Copy any settings from the old properties and configuration files you backed up in step 3. Start from the new configuration files and merge any relevant values from your old configuration files back in.
wct/WEB-INF/classes/wct-core.properties -> webcurator-webapp.war/WEB-INF/classes/aplication.properties wct/META-INF/context.xml -> webcurator-webapp.war/WEB-INF/classes/aplication.properties wct/styles/styles.css -> webcurator-webapp.war/styles/styles.css wct-store/WEB-INF/classes/wct-das.properties -> webcurator-store.war/WEB-INF/classes/aplication.properties harvest-agent-h3/WEB-INF/classes/wct-agent.properties -> harvest-agent-h3.jar/BOOT-INF/classes/aplication.properties harvest-agent-h1/WEB-INF/classes/wct-agent.properties -> harvest-agent-h1.jar/BOOT-INF/classes/aplication.properties
Configuration¶
See the WCT System Administrator Guide for more information about configuring the Web Curator Tool.

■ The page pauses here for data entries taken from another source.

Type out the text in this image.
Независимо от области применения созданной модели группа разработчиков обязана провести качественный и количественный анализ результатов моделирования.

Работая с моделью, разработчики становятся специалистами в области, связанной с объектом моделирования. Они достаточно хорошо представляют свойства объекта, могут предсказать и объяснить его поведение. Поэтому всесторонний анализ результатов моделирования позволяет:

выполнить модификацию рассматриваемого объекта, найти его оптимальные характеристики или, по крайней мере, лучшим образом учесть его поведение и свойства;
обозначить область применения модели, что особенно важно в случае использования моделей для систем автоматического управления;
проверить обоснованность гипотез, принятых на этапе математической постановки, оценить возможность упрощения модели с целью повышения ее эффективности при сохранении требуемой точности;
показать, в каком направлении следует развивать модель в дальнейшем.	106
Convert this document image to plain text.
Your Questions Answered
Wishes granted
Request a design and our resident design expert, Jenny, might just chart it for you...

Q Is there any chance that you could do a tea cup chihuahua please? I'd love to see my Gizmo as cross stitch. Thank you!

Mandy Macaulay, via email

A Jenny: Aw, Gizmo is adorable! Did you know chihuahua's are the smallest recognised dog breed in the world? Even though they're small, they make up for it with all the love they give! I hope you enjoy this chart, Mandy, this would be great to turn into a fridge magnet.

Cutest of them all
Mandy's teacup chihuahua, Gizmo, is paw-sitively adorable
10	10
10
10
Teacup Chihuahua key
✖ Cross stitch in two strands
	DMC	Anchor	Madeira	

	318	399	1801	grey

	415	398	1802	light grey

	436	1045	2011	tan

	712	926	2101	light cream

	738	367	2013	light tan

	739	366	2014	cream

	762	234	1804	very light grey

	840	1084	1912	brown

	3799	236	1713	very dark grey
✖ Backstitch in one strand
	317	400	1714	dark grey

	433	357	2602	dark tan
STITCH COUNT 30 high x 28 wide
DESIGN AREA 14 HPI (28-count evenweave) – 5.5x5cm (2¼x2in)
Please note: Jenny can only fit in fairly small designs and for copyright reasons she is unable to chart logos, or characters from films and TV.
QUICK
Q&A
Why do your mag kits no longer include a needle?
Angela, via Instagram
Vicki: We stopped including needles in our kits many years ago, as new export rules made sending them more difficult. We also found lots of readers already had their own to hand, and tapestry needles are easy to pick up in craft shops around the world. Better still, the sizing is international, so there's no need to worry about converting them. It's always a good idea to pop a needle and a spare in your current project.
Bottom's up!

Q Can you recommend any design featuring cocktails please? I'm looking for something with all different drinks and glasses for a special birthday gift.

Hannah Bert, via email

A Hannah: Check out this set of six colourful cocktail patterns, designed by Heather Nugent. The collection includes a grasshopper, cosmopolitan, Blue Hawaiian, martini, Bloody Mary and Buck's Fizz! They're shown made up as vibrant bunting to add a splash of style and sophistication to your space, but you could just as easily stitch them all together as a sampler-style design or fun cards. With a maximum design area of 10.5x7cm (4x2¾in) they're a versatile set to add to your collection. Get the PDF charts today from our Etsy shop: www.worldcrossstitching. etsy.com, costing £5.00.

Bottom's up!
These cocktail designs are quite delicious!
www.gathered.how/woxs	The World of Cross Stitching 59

The Logback XML file (webcurator-webapp.war/WEB-INF/classes/logback-spring.xml
) should
also be checked as per the WCT System Administrator Guide to ensure their values are
appropriate for your deployment.
New configuration parameters in 3.0¶
webcurator-webapp.war/WEB-INF/classes/aplication.properties
Configuration option for specifying a local Spring profile which can supplement or override the default application.properties file.
spring.profiles.active=local+mysql
The application context is now configurable through the WCT properties. Previously this was
managed by Apache Tomcat and configurable by renaming the wct.war
file.
server.servlet.contextPath=/wct
Logback logging path, relative to the directory the WCT component is running from.
logging.path=logs/
webcurator-store.war/WEB-INF/classes/aplication.properties
Configuration option for specifying a local Spring profile which can supplement or override the default application.properties file.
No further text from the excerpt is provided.